Ce thème de la campagne fait écho à la banlieue du mois dernier, mais c’est surtout avec l’adoucissement de la chaleur d’août, compensée dans le propos des candidats aux prochaines élections, qu’il m’est apparu approprié de parler de cette campagne, qui couvre tout le Québec. Et commençons par cette expression de la campagne, qui n’a désigné qu’au XVIIIe siècle un territoire différent de la ville. Ce n’est ainsi pas tellement parce que pour une fois les chefs des formations politiques se déplacent hors des grands centres, où le maïs et les saucisses grillées sont plus abondantes, mais bel et bien par évocation des batailles que le mot finit par apparaître en français. Mais la campagne d’abord, c’est l’équivalent de la champagne et conséquemment du breuvage qu’on fabrique dans la région qui en a conservé le nom. On appelle doublets ces expressions de même sens issues des anciens parlers du sud de la France, où l’on disait oc pour exprimer son accord, et de celles du nord dont le oïl est devenu notre oui. Compagnon et copain sont d’ailleurs un autre exemple de ces doublets.

Or, on disait ainsi champagne au nord et campagne au sud pour évoquer toute étendue de pays plat. La langue des armoiries décrit d’ailleurs comme en champagne l’espace situé dans le bas d’un écu, où sur le blason du Québec sont placés, par exemple, les trois feuilles d’érable qui ont d’abord représenté le fait français avant que le Canada n’en pille la symbolique pour son drapeau. Les deux termes sont nés du latin campus (plaine), qui a été conservé aux États-Unis pour évoquer les espaces entourant des bâtiments universitaires, et que le Québec a aussi adopté pour parler de l’extension d’une université dans une autre ville que celle de la maison-mère. En latin, pourtant, campus s’opposait plutôt à urbs, le mot qui désignait la ville et d’où provient l’adjectif urbain. Or, le français a confirmé cette opposition quand les deux termes ont désigné l’espace des terres cultivées, parce que situées précisément en terre à surface plane, ou planche, comme on dit chez nous.

Parallèlement, le contexte de la plaine a conduit ensuite à des expressions comme faire campagne, c’est-à-dire s’équiper pour la bataille et de rendre à un endroit où l’ennemi pourra se présenter. Dans ce contexte de guerre, camper c’est monter un camp sur une plaine, en bâtiment généralement de toile, et préparer l’affrontement parce qu’à part les assauts dirigés contre les châteaux, c’est en plaine ouverte que s’affrontaient les armées régulières. Décamper c’était alors tout démonter, avec ou sans victoire, puis le mot a pris un sens négatif pour signifier renoncer à la bataille, souvent à cause de pertes trop nombreuses, puis partir rapidement. C’est de cette éventualité que provient l’expression prendre la poudre d’escampette, plutôt que la poudre à canon.

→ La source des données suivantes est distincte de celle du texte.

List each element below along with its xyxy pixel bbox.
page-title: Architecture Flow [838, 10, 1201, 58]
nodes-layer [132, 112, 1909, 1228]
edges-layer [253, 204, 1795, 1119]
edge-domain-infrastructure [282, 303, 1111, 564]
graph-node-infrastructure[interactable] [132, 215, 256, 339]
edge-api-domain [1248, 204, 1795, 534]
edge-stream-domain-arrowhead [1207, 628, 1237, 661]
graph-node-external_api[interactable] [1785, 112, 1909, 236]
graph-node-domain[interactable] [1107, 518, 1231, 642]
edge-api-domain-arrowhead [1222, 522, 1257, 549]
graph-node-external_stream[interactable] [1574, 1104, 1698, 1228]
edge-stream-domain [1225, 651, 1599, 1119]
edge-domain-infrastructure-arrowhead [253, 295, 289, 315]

Notre camper contemporain est plus calme, mais il s’agit encore de se protéger temporairement dans un environnement inhabituel ; de champ dérivent aussi champignon (produits spontanés des champs et des bois de la campagne) et champion (qui combattait en champ clos lors des tournois). Ainsi, pendant que les pancartes poussent comme des champignons, en campagne moderne, nos chefs de partis se déplacent en divers lieux sans y rester longtemps, en une sorte de championnat touristique, avant de décamper pour se préparer à boire le champagne de la victoire, peut-être.